Clarence sighed. ‘You make me sound so heartless. It was the best option; they were left with all of my assets, a house, plenty of money to keep them well, family close to hand, plus my war pension. I would have had to leave them at some point, since by then I had stopped ageing, and being a war widow left Helena with some dignity in the matter. There would have never been a more ideal time to leave. We can only pretend to be human for so long, and my time was running out. But I did love them, Khalida, and I do miss them.’
‘That was cruel,’ she said, ‘what you did to Cain.’
‘Which part?’ Clarence scoffed. ‘Saving him from dying, or saving him from accidentally murdering his own wife?’
‘All of it,’ she said.
‘So, you would rather die as a human than live as a vampire?’ he asked, raising an eyebrow.
‘Yes,’ she said.
‘You’re acting as if I’m some callous monster, and Cain is a saint,’ Clarence said, ‘but it was never that simple. If you knew what happened in Malaysia, then – ’
‘What happened in Malaysia?!’ Khalida asked, the words pouring heavily out of her mouth as her heart stopped beating. Clarence looked at her and took a deep breath.
‘Firstly, he didn’t kill your family,’ Clarence said, ‘and nor did I. I had been sent there to forge diplomatic links between Rebirth and another organisation called the Blood Thieves, though instead of actually doing any diplomacy, we ended up being tasked with guarding the leader of the Blood Thieves’ younger, simple minded brother. Cain accompanied me on the journey. I secretly befriended your sister, Akmar,’ he said. ‘There wasn’t much else to occupy myself with, and she was one of the more interesting people around. She was a very intelligent girl, and we could hold a conversation.

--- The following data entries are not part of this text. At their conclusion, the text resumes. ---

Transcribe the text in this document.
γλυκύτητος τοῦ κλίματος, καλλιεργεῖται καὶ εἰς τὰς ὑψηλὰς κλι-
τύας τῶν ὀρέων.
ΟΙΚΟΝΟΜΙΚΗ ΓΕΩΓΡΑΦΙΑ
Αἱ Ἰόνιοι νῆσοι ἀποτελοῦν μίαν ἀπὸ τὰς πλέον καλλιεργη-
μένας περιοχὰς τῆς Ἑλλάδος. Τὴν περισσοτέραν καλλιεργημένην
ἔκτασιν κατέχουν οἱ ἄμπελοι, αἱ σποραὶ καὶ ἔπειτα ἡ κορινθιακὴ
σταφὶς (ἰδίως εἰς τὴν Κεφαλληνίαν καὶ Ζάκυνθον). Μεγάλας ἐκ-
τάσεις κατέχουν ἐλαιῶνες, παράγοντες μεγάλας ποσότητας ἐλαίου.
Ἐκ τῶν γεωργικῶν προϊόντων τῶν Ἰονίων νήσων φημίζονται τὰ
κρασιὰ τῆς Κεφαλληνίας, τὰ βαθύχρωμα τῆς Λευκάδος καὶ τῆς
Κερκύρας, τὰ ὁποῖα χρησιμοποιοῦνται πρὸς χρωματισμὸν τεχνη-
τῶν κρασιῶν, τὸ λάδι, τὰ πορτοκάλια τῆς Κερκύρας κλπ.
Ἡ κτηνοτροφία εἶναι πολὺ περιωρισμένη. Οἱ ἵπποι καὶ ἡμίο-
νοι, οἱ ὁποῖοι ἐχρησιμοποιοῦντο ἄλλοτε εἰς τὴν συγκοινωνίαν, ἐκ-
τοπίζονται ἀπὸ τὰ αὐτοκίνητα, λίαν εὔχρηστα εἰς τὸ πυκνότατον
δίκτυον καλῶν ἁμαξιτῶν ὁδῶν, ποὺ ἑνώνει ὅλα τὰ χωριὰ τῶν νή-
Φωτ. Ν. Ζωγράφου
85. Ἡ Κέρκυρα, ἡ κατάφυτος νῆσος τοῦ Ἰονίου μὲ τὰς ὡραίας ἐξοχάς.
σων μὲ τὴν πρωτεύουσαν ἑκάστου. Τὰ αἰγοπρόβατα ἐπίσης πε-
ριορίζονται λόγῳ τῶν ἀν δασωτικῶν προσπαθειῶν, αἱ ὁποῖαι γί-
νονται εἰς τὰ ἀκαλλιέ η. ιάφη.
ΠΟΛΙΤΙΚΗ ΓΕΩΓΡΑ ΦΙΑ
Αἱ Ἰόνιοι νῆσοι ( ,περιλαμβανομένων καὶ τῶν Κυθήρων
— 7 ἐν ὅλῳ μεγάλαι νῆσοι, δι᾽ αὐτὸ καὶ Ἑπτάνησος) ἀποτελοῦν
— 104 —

‘Then, the brother was killed, thanks to your father, when the brother had wandered away and tried to hunt by himself. Your father blinded him, and he couldn’t find his way back, so he was then burned to death as the sun rose. Rebirth had to step in to ensure that I wasn’t executed, and I was sent back to England while the situation calmed down. Nearly a year later, I was asked to return to Sabah with Cain. I assumed that our negotiations were to continue, and I wa
s anxious to see if your sister and your family were okay, and you all were. I went back to visit your sister every chance I got.

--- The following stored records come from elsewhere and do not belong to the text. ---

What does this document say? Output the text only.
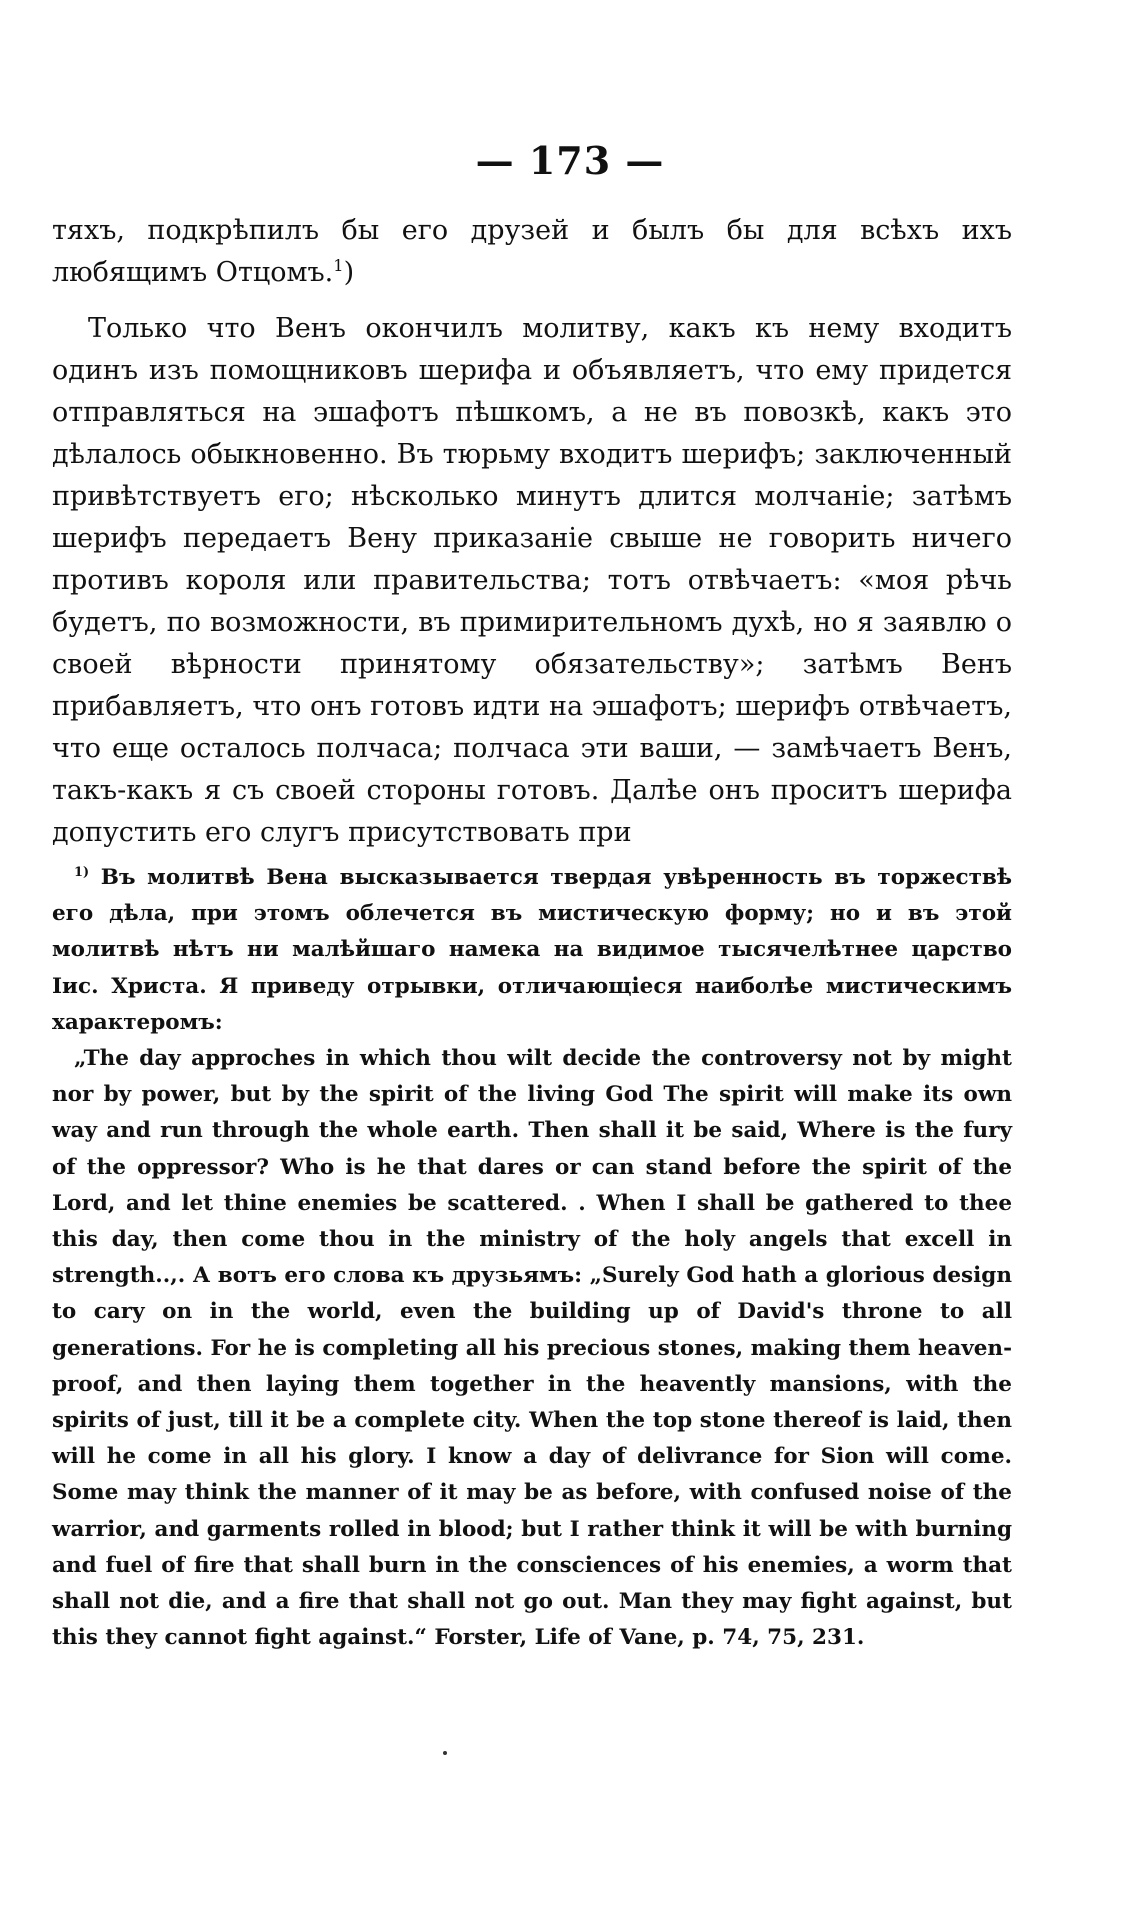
— 173 —

тяхъ, подкрѣпилъ бы его друзей и былъ бы для всѣхъ ихъ любящимъ Отцомъ.$^1$)

Только что Венъ окончилъ молитву, какъ къ нему входитъ одинъ изъ помощниковъ шерифа и объявляетъ, что ему придется отправляться на эшафотъ пѣшкомъ, а не въ повозкѣ, какъ это дѣлалось обыкновенно. Въ тюрьму входитъ шерифъ; заключенный привѣтствуетъ его; нѣсколько минутъ длится молчаніе; затѣмъ шерифъ передаетъ Вену приказаніе свыше не говорить ничего противъ короля или правительства; тотъ отвѣчаетъ: «моя рѣчь будетъ, по возможности, въ примирительномъ духѣ, но я заявлю о своей вѣрности принятому обязательству»; затѣмъ Венъ прибавляетъ, что онъ готовъ идти на эшафотъ; шерифъ отвѣчаетъ, что еще осталось полчаса; полчаса эти ваши, — замѣчаетъ Венъ, такъ-какъ я съ своей стороны готовъ. Далѣе онъ проситъ шерифа допустить его слугъ присутствовать при

$^{1)}$ Въ молитвѣ Вена высказывается твердая увѣренность въ торжествѣ его дѣла, при этомъ облечется въ мистическую форму; но и въ этой молитвѣ нѣтъ ни малѣйшаго намека на видимое тысячелѣтнее царство Іис. Христа. Я приведу отрывки, отличающіеся наиболѣе мистическимъ характеромъ:

„The day approches in which thou wilt decide the controversy not by might nor by power, but by the spirit of the living God The spirit will make its own way and run through the whole earth. Then shall it be said, Where is the fury of the oppressor? Who is he that dares or can stand before the spirit of the Lord, and let thine enemies be scattered. . When I shall be gathered to thee this day, then come thou in the ministry of the holy angels that excell in strength..,. А вотъ его слова къ друзьямъ: „Surely God hath a glorious design to cary on in the world, even the building up of David's throne to all generations. For he is completing all his precious stones, making them heaven-proof, and then laying them together in the heavently mansions, with the spirits of just, till it be a complete city. When the top stone thereof is laid, then will he come in all his glory. I know a day of delivrance for Sion will come. Some may think the manner of it may be as before, with confused noise of the warrior, and garments rolled in blood; but I rather think it will be with burning and fuel of fire that shall burn in the consciences of his enemies, a worm that shall not die, and a fire that shall not go out. Man they may fight against, but this they cannot fight against.“ Forster, Life of Vane, p. 74, 75, 231.
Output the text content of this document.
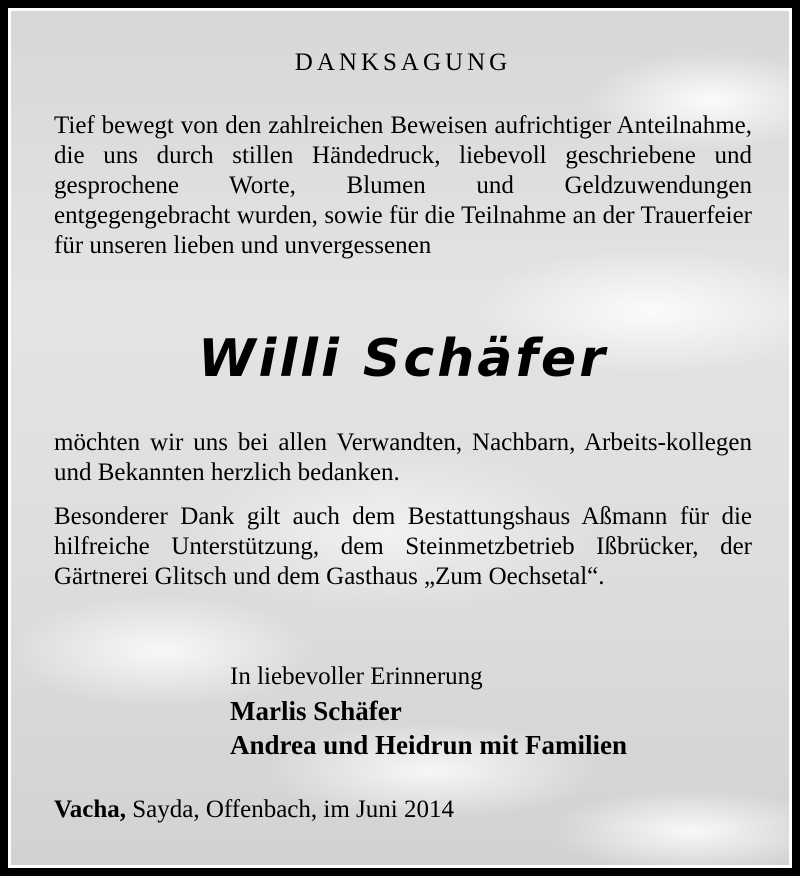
DANKSAGUNG
Tief bewegt von den zahlreichen Beweisen aufrichtiger Anteilnahme, die uns durch stillen Händedruck, liebevoll geschriebene und gesprochene Worte, Blumen und Geldzuwendungen entgegengebracht wurden, sowie für die Teilnahme an der Trauerfeier für unseren lieben und unvergessenen
Willi Schäfer
möchten wir uns bei allen Verwandten, Nachbarn, Arbeits-kollegen und Bekannten herzlich bedanken.
Besonderer Dank gilt auch dem Bestattungshaus Aßmann für die hilfreiche Unterstützung, dem Steinmetzbetrieb Ißbrücker, der Gärtnerei Glitsch und dem Gasthaus „Zum Oechsetal“.
In liebevoller Erinnerung
Marlis Schäfer
Andrea und Heidrun mit Familien
Vacha, Sayda, Offenbach, im Juni 2014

‘It was only coming up to the anniversary of the brother’s death when I began to feel anxious. It was Cecilia who learnt that Tycho Feigrey, the co-commander of Rebirth, had arranged with the leader of the Blood Thieves that Cain was to be killed, a brother for a brother, and that you and your family were also going to be killed. I tried to go back to your house to save your family, and I needed Cain’s help, but, once again, as soon as he was able to he fled to save himself and, in the end, I was only able to save you and your sister. He left you to die, Khalida,’ he said. ‘And even when you told him what had happened, and he realised who you were, he kept on lying to you. I was going to tell you the truth, but we never dated for very long, and an appropriate time to tell you never came up. It wasn’t just telling you that I was involved in the deaths of your family, but that vampires existed as well; that’s not a topic of discussion that can be rushed into.’
‘How do I know that you’re not lying?’ she asked. Her voice struggled to find an even pitch, and it felt as if her lungs were suddenly encased in ice.

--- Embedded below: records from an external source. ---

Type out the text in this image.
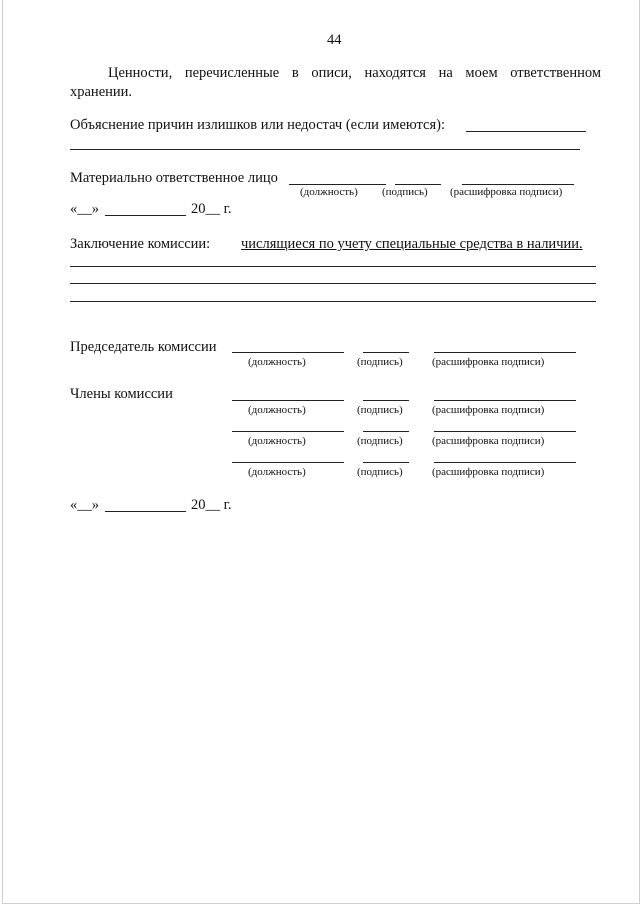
44
Ценности, перечисленные в описи, находятся на моем ответственном хранении.
Объяснение причин излишков или недостач (если имеются):
Материально ответственное лицо
(должность) (подпись) (расшифровка подписи)
«__»	20__ г.
Заключение комиссии: числящиеся по учету специальные средства в наличии.
Председатель комиссии
(должность)	(подпись)	(расшифровка подписи)
Члены комиссии
(должность)	(подпись)	(расшифровка подписи)
(должность)	(подпись)	(расшифровка подписи)
(должность)	(подпись)	(расшифровка подписи)
«__»	20__ г.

‘You don’t,’ Clarence said, ‘but it sounds right, doesn’t it?’
As the car pulled off the motorway, the roads winding down until they were driving through isolated country lanes, a dull tiredness settled onto her. There were boundless questions to be asked, but she had heard all she could for now. She settled back into the car. The throbbing pain of her fingers and torso had subsided, along with the familiar ache in her legs and feet after hours of standing for work. The road ahead kept slipping out of focus. The thought of Cain sitting in a dark, French cottage, desperately eating human flesh, swam into her mind. She shut her eyes to rest, and then, nothing.
Chapter Twenty-Two
It’s A Bone Structure Problem
The rumble of the car roused her. In her half-asleep state, she wondered why she was in a car, thinking that perhaps Cain had picked her up from work. With a flash of clarity, she woke with a start and turned to Clarence, who had put on sunglasses.